The “Comforting Home” creates an environment in which to truly recharge and reset the mind. Warm earth tones permeate this home, bringing together clay and blush pink tones to calm the mind, soothe the senses and shut out the noise. Rich, welcoming textures such as silk and velvet create a highly tactile space.
This home is perfect for the warm-hearted persona seeking to reconnect with themselves. Using minimal technology, this person brings nature into their home in a controlled way and beautifully balances aesthetics with function in their interior design choices. Comforting hardwoods and tactile textures are staples for them.
The “Inviting Home” brings comfort and convenience to life for those seeking to strengthen bonds and bring family and friends together. Cool shades of blue encourage a clear-headed approach to life, while neutrals and fresh green support the need for connection with the outside world. Softer pastel shades are enhanced by coal and ink blue.
Typically a space for shared quality time, this is perfect for the open-hearted persona. Inclusive, optimistic and collaborative, it’s a space where they can gather with friends and family, bringing comfort through community. Technology is used sparingly and to bring people together in their homes, while the line between the outside and inside is fluid.
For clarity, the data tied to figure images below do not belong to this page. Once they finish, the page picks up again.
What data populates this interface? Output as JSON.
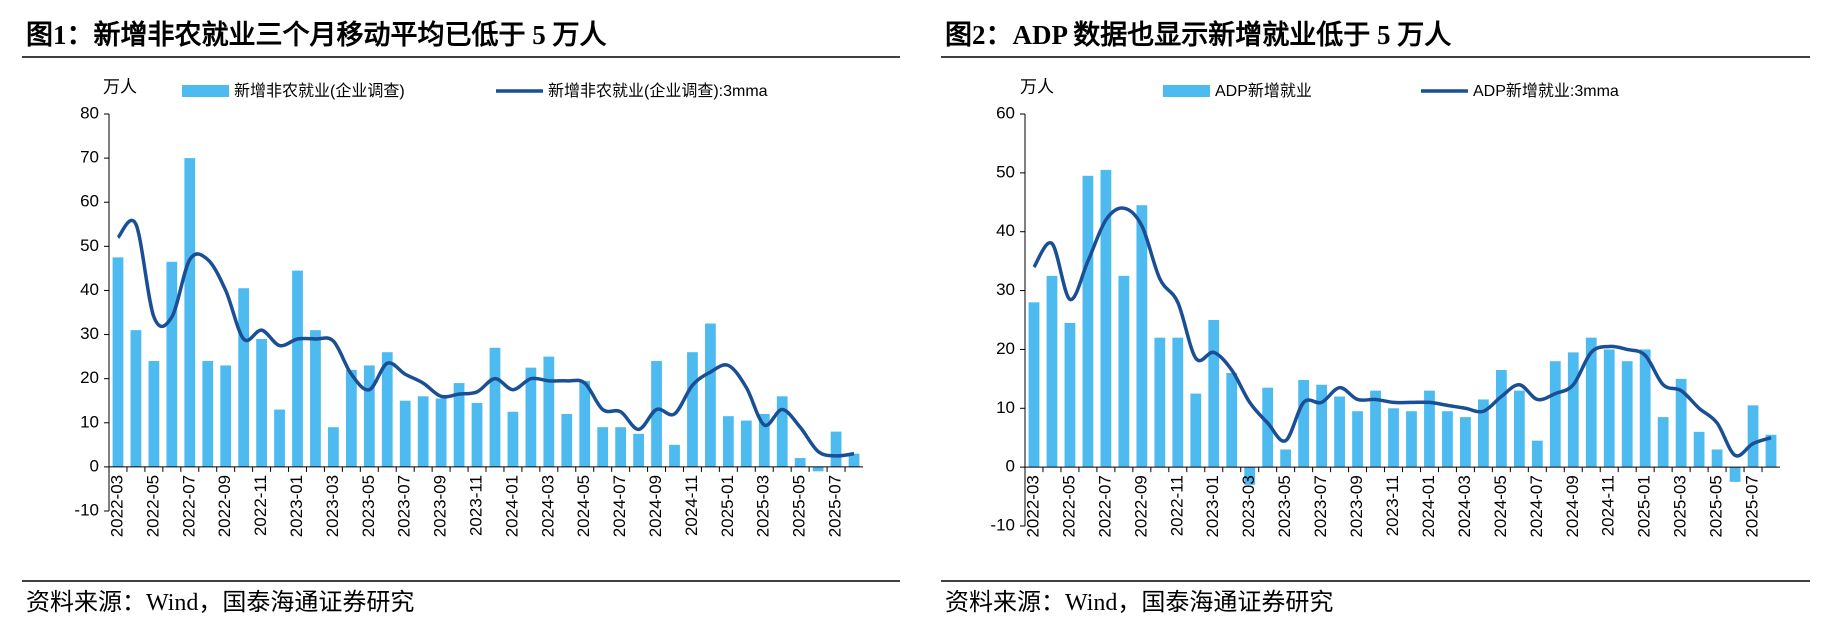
{
  "chart_data": [
    {
      "type": "combo",
      "title": "图1：新增非农就业三个月移动平均已低于 5 万人",
      "y_label": "万人",
      "source": "资料来源：Wind，国泰海通证券研究",
      "categories": [
        "2022-03",
        null,
        "2022-05",
        null,
        "2022-07",
        null,
        "2022-09",
        null,
        "2022-11",
        null,
        "2023-01",
        null,
        "2023-03",
        null,
        "2023-05",
        null,
        "2023-07",
        null,
        "2023-09",
        null,
        "2023-11",
        null,
        "2024-01",
        null,
        "2024-03",
        null,
        "2024-05",
        null,
        "2024-07",
        null,
        "2024-09",
        null,
        "2024-11",
        null,
        "2025-01",
        null,
        "2025-03",
        null,
        "2025-05",
        null,
        "2025-07",
        null
      ],
      "series": [
        {
          "name": "新增非农就业(企业调查)",
          "type": "bar",
          "color": "#4dbbef",
          "values": [
            47.5,
            31,
            24,
            46.5,
            70,
            24,
            23,
            40.5,
            29,
            13,
            44.5,
            31,
            9,
            22,
            23,
            26,
            15,
            16,
            15.5,
            19,
            14.5,
            27,
            12.5,
            22.5,
            25,
            12,
            19.5,
            9,
            9,
            7.5,
            24,
            5,
            26,
            32.5,
            11.5,
            10.5,
            12,
            16,
            2,
            -1,
            8,
            3
          ]
        },
        {
          "name": "新增非农就业(企业调查):3mma",
          "type": "line",
          "color": "#1a4f96",
          "values": [
            52,
            55,
            34,
            34,
            47,
            47,
            40,
            29,
            31,
            27.5,
            29,
            29,
            28.5,
            21,
            17.5,
            23.5,
            21,
            19,
            16,
            16.5,
            17,
            20,
            17.5,
            20,
            19.5,
            19.5,
            19,
            13,
            12.5,
            8.5,
            13,
            12,
            18.5,
            21.5,
            23,
            18,
            9.5,
            13,
            9,
            3.5,
            2.5,
            3
          ]
        }
      ],
      "ylim": [
        -10,
        80
      ],
      "yticks": [
        -10,
        0,
        10,
        20,
        30,
        40,
        50,
        60,
        70,
        80
      ],
      "grid": false
    },
    {
      "type": "combo",
      "title": "图2：ADP 数据也显示新增就业低于 5 万人",
      "y_label": "万人",
      "source": "资料来源：Wind，国泰海通证券研究",
      "categories": [
        "2022-03",
        null,
        "2022-05",
        null,
        "2022-07",
        null,
        "2022-09",
        null,
        "2022-11",
        null,
        "2023-01",
        null,
        "2023-03",
        null,
        "2023-05",
        null,
        "2023-07",
        null,
        "2023-09",
        null,
        "2023-11",
        null,
        "2024-01",
        null,
        "2024-03",
        null,
        "2024-05",
        null,
        "2024-07",
        null,
        "2024-09",
        null,
        "2024-11",
        null,
        "2025-01",
        null,
        "2025-03",
        null,
        "2025-05",
        null,
        "2025-07",
        null
      ],
      "series": [
        {
          "name": "ADP新增就业",
          "type": "bar",
          "color": "#4dbbef",
          "values": [
            28,
            32.5,
            24.5,
            49.5,
            50.5,
            32.5,
            44.5,
            22,
            22,
            12.5,
            25,
            16,
            -3,
            13.5,
            3,
            14.8,
            14,
            12,
            9.5,
            13,
            10,
            9.5,
            13,
            9.5,
            8.5,
            11.5,
            16.5,
            13,
            4.5,
            18,
            19.5,
            22,
            20,
            18,
            20,
            8.5,
            15,
            6,
            3,
            -2.5,
            10.5,
            5.5
          ]
        },
        {
          "name": "ADP新增就业:3mma",
          "type": "line",
          "color": "#1a4f96",
          "values": [
            34,
            38,
            28.5,
            35,
            42,
            44,
            41,
            32,
            28,
            18.5,
            19.5,
            16.5,
            11,
            7.5,
            4.5,
            11,
            11,
            13.5,
            11.5,
            11.5,
            11,
            11,
            11,
            10.5,
            10,
            9.5,
            12,
            14,
            11.5,
            12.5,
            14,
            19.5,
            20.5,
            20,
            19,
            14,
            13,
            10,
            7.5,
            2,
            4,
            5
          ]
        }
      ],
      "ylim": [
        -10,
        60
      ],
      "yticks": [
        -10,
        0,
        10,
        20,
        30,
        40,
        50,
        60
      ],
      "grid": false
    }
  ]
}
Open-plan living is at the heart of this home, preferring gentle, hard-wearing natural fabrics that feel safe.
The “Playful Home” creates a space to be inspired and invigorate the senses. Yellow-toned green and gold help spark the synapses and encourage a creative approach to life. Pops of colour add a sense of fun and energy, while clever use of colour can help create different zones within smaller spaces.
This home is for the light-hearted persona, curious, adventurous and adaptable. During times of unpredictability, this person looks outwards rather than shutting off and faces the outside world head-on. Early adopters of technology that is seamlessly integrated into their homes, they seek energy, experience and creativity, supplemented by the wealth of time they spend outdoors. Multi-functional, smaller spaces work with natural textures and fun patterns.